Recent advances. In the past several years, scientists have made significant progress in diagnosing, treating and preventing TB.
In the diagnostic arena, rapid molecular diagnostic tests, such as the Xpert MTB/RIF and Truenat assays are available. Both have high diagnostic accuracy and improve early detection of TB, including rifampin-resistant strains. In addition, there is an interferon gamma release assay (IGRA) used to identify TB infection, including LTBI.
While newer approaches to treating TB such as immune activation and phage therapy are showing promise, right now antibiotic therapy is recommended for treating both active TB and LTBI. Isoniazid and rifampin are the antibiotics most commonly used. But, multiple drug-resistant TB (MDR-TB) and extensively drug resistant TB (XDR-TB]) are a challenge— one of the most urgent challenges facing global TB control. And even when there is an effective and lifesaving drug for drug resistant TB, cost can be an issue. Recently, pressure from activists, such as YouTube star John Green, persuaded the pharmaceutical giant Johnson and Johnson to lower the cost of its patented drug betaquiline (a lifesaving medicine for drug-resistant TB).

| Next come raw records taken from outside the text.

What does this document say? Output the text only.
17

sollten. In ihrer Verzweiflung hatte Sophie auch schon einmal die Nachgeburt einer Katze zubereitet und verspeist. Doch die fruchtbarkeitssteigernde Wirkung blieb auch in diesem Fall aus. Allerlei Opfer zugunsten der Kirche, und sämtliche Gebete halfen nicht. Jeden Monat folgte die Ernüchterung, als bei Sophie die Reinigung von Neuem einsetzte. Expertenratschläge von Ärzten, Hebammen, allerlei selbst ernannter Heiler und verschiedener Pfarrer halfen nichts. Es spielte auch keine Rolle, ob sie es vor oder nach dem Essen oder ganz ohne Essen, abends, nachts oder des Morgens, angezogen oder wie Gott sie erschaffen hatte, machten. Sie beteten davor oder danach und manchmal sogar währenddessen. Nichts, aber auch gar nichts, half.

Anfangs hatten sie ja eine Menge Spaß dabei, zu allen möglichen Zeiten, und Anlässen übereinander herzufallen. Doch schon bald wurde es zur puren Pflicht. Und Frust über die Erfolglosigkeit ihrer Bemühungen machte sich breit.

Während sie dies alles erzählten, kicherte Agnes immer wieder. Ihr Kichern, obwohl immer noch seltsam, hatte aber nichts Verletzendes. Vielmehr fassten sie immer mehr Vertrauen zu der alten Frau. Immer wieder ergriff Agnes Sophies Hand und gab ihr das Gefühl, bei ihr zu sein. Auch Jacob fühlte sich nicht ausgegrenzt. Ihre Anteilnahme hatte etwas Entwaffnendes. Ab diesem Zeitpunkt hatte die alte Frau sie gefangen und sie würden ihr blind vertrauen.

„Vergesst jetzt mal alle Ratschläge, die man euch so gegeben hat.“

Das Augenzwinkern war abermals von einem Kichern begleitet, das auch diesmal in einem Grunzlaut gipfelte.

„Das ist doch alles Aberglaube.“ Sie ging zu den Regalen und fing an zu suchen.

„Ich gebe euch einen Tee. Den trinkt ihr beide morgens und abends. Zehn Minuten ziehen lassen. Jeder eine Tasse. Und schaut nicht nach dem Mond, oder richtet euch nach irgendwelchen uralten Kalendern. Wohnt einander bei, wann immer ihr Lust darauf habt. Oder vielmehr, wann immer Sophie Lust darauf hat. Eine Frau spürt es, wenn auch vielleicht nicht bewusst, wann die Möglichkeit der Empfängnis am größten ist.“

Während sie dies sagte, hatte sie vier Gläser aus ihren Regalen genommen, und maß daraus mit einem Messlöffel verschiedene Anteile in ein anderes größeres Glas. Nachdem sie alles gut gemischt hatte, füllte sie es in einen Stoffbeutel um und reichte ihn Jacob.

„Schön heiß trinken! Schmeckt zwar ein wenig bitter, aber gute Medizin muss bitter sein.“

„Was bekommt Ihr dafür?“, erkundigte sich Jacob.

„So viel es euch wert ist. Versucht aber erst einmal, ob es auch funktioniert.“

If the goal is to stop TB by 2030, advances in TB prevention are of utmost importance. The BCG vaccine may prove beneficial. This vaccine has broad immunological properties. (I discussed these in my July 21, 2021 Germ Gems post, “BCG—the Most Widely Used Vaccine in the World: Can It Be Useful in the Battle Against COVID-19?” Subsequent studies showed that multi-dose BCG had a 92% efficacy versus placebo against COVID-19.) In a rhesus monkey TB model, recent studies showed that when the BCG vaccine is administered intravenously it conferred robust protection against TB.
A vaccine effective specifically against pulmonary TB may also be on the horizon. On June 28, 2023, in the article “’Gamechanging’ TB vaccine within reach of $500 million pledge to run final trials,” the Open Society Foundation reported that the Bill & Melinda Gates Foundation and Wellcome Trust would provide funding to advance a very promising M72/AS01E (M72) TB vaccine through a Phase III clinical trial. If proven effective, M72 could be the first new vaccine in more than 100 years to prevent pulmonary TB.

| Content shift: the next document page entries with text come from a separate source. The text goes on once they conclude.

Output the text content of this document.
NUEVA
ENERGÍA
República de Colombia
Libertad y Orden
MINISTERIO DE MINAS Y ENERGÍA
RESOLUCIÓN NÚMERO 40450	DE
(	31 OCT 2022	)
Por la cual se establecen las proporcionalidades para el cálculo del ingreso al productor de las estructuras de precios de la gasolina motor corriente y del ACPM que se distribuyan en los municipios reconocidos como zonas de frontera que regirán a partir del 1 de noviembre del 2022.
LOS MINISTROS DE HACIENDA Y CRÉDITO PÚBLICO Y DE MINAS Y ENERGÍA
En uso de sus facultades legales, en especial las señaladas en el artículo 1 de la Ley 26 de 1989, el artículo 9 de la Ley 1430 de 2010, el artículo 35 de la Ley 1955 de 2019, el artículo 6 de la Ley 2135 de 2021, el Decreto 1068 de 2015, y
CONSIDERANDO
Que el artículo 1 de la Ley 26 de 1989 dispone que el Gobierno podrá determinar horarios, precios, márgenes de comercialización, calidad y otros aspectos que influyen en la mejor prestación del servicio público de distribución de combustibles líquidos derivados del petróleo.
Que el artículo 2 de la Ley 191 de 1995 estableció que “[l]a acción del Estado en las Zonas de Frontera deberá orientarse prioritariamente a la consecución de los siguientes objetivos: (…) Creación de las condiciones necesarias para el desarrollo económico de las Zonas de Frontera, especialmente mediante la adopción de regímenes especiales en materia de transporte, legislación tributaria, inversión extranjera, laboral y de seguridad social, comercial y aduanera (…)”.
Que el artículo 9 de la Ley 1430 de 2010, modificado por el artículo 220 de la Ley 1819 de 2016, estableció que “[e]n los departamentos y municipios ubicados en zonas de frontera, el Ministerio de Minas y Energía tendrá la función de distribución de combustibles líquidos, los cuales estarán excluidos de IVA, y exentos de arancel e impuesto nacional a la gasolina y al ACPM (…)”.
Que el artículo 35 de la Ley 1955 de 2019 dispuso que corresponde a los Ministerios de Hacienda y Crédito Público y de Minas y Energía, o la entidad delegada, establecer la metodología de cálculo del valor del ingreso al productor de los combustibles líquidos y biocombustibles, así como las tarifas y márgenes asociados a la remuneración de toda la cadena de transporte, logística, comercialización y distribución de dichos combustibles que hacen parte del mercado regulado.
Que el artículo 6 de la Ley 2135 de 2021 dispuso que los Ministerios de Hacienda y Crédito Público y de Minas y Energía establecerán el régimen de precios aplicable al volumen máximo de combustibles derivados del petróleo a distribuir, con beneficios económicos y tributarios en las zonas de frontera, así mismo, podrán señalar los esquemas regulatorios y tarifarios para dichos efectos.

Social determinants of TB. TB kills about 4,300 people per day most of whom live in poverty. Many do not have access to health care or even sufficient food. To achieve the U.N.’s goal to stop TB by 2030, food may be a key part of the solution.

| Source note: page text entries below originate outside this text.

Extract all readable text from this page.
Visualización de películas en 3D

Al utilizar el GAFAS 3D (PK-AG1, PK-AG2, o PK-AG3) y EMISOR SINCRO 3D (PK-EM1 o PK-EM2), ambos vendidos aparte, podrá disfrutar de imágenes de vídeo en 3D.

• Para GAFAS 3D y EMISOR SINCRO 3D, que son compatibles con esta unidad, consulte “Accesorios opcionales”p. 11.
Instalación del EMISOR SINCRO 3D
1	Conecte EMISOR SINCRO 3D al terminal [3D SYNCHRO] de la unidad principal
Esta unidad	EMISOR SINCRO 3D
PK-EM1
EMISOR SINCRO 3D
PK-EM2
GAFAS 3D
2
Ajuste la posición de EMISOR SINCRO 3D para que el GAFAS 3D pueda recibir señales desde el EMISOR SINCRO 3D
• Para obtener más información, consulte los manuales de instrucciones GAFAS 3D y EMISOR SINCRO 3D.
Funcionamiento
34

In the August 19, 2023 Lancet article, “Food: the tuberculosis vaccine we already have,” the authors provide a convincing case that inexpensive nutritional interventions are an integral component of TB elimination. In the same Lancet issue, other researchers provide further support for this premise with evidence from a field-based, randomized controlled trial in India that showed that nutrition intervention was associated with a substantial reduction (39-48%) in the incidence of TB.
When reading these articles, my mind flashed back to the incredible career of Dr. Paul Farmer, a Harvard University anthropologist, infectious diseases specialist, and global health expert. (Farmer died prematurely at the age of 62 in Rwanda in February 2022.) In his 1999 book, Infections and Inequalities: The Modern Plagues, Farmer spelled out the profound impact of poverty and inequality on infections, such as TB and HIV/AIDS. Unfortunately, there isn’t a vaccine against poverty. If one were to be discovered, it would not only help the UN achieve its goal of stopping TB by 2030 but it would garner an unlimited number of Nobel Prizes.